The hygienist does her best to remove the calculus (which she has skills for) and the patient is left under an illusion that nothing is wrong.

It is called collegiality what just happened. Dental professionals covering for each other’s mistakes and malpractice.

Root Canal File in the Root Canal

In our business the equipment can malfunction and instruments can break in use. In these cases it is good practice to tell the patient what happened. For example a curette’s tip can break inside the pocket of the tooth. It can be found from there but the patient needs to know what happened. Some dentist cover these kinds of incidents or mistakes they have made by simply not informing the patient. Now THAT if anything is malpractice.

An example. A root canal file broke inside the patient’s tooth whilst the dentist was performing a root canal treatment. The nurse did not notice the incident until a control x-ray was taken and the file was clearly visible. The dentist did not inform the patient about the broken file or attempt to remove the file.

Treating Patients With Cold Sore

This matter is so serious that I am going to write separate post about it.
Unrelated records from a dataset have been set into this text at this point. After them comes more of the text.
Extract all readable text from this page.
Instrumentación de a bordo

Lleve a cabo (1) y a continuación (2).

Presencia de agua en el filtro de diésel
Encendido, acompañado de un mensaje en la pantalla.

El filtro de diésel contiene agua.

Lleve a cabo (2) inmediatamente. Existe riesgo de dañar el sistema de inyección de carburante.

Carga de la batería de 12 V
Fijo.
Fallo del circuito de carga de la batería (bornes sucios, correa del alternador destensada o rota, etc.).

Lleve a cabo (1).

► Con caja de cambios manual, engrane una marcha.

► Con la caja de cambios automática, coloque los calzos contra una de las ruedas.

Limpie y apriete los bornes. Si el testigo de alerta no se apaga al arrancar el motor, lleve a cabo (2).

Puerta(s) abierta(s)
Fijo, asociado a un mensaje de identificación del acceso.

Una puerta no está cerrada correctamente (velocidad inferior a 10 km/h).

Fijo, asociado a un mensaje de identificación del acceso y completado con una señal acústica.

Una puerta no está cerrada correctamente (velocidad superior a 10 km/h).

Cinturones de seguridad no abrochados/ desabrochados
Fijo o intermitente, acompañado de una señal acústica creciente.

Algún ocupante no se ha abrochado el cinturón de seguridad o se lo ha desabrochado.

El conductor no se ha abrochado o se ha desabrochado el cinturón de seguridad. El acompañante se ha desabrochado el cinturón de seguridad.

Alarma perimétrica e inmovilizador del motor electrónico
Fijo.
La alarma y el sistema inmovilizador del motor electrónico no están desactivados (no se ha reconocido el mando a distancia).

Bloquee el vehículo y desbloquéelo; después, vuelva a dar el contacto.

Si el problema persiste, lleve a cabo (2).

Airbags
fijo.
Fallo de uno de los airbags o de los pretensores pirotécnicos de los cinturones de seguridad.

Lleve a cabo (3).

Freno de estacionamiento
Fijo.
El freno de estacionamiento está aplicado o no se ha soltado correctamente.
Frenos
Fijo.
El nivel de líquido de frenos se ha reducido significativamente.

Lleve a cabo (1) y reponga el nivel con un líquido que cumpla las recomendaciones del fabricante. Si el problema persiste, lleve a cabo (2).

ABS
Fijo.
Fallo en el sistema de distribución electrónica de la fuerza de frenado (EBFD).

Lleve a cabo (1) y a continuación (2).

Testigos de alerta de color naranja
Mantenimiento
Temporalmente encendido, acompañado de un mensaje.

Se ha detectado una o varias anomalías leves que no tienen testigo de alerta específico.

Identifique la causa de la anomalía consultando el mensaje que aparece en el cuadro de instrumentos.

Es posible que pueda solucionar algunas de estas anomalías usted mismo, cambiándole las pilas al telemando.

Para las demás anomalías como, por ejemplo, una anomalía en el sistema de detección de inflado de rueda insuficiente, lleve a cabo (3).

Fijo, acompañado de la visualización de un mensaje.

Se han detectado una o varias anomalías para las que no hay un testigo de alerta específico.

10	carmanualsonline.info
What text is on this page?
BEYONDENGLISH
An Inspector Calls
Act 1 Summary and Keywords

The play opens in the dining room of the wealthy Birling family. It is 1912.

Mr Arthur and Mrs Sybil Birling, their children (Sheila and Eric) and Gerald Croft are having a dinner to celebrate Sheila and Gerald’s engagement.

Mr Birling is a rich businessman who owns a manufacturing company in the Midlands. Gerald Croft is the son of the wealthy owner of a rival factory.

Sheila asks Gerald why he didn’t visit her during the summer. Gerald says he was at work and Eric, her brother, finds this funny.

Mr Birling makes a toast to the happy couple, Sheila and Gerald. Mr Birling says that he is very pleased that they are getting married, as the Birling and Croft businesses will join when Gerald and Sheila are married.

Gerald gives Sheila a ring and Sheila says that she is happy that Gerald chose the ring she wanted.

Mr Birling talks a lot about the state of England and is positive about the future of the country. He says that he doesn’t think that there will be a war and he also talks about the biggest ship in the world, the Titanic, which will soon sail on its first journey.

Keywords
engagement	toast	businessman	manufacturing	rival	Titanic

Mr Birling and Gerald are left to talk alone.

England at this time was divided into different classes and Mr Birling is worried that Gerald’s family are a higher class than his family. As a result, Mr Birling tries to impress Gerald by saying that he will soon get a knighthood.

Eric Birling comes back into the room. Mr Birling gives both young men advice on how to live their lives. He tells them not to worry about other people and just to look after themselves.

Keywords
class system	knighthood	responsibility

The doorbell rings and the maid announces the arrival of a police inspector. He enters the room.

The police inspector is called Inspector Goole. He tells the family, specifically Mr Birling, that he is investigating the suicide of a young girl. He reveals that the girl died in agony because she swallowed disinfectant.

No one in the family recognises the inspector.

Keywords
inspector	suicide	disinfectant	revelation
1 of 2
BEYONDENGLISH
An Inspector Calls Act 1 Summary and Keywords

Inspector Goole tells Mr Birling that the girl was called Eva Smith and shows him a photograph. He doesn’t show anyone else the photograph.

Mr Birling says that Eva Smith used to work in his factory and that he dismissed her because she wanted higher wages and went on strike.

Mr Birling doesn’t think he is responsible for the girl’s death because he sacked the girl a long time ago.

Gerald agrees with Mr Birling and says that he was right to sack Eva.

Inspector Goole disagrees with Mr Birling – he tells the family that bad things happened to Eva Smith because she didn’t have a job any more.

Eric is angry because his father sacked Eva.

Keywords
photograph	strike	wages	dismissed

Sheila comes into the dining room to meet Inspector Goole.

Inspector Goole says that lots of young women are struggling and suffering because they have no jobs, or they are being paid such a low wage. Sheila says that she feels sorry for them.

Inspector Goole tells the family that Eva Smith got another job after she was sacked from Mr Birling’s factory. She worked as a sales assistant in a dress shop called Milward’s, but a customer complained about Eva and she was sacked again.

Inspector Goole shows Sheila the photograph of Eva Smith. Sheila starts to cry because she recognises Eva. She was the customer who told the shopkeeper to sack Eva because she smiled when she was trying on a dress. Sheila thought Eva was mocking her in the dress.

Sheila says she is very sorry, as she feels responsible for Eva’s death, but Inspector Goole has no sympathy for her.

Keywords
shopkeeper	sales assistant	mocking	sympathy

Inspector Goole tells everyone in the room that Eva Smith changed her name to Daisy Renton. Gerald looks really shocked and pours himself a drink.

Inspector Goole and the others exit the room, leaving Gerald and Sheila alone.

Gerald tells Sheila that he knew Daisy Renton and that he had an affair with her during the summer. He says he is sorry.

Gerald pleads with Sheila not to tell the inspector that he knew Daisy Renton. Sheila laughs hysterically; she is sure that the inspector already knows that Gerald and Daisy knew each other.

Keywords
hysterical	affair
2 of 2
When a patient comes in with a cold sore, the guidelines are quite clear about what us dental professionals should do. We should not treat the patient unless it is urgent treatment that cannot be postponed. Why? Because there is serious risk with the virus causing the cold sore – the herpes simplex virus.

Herpes virus can easily spread in the aerosols our high speed instruments produce. Dentist, nurse, hygienist and the patient are in risk of contracting it through their eyes. This can result in blindness.

This is just one worry over the herpes virus. Follow my blog to find out more in detail why we shouldn’t treat the patients with cold sore.

Even though we have guidelines, even though the dentists have the highest education (so they should know better), too often they decide to treat the patients who have cold sore. And the reason for this is greed. The ugly side of our profession.

Conclusion

The dental industry draws in immoral individuals because it has been allowed to happen. It wasn’t until the 21st century when the dental schools started to interview the applicants for the undergraduate programmes of dentistry. Before this the suitability of the applicant’s personality was not measured by any tests. This means there are dentists in the field that should not be dentists.

In my opinion all the dentists who have not gone through the MMI should be asked to have one. If they fail, they should be struck off their profession.

But no test is a fool proof way of finding the bad seeds. The most rotten souls can often talk their way through any obstacles. And the reason why these individuals are drawn to the dentist’s profession is the well known fact that they make rather nice pay (here’s one article about it).

Greed. One of the Seven Deadly Sins.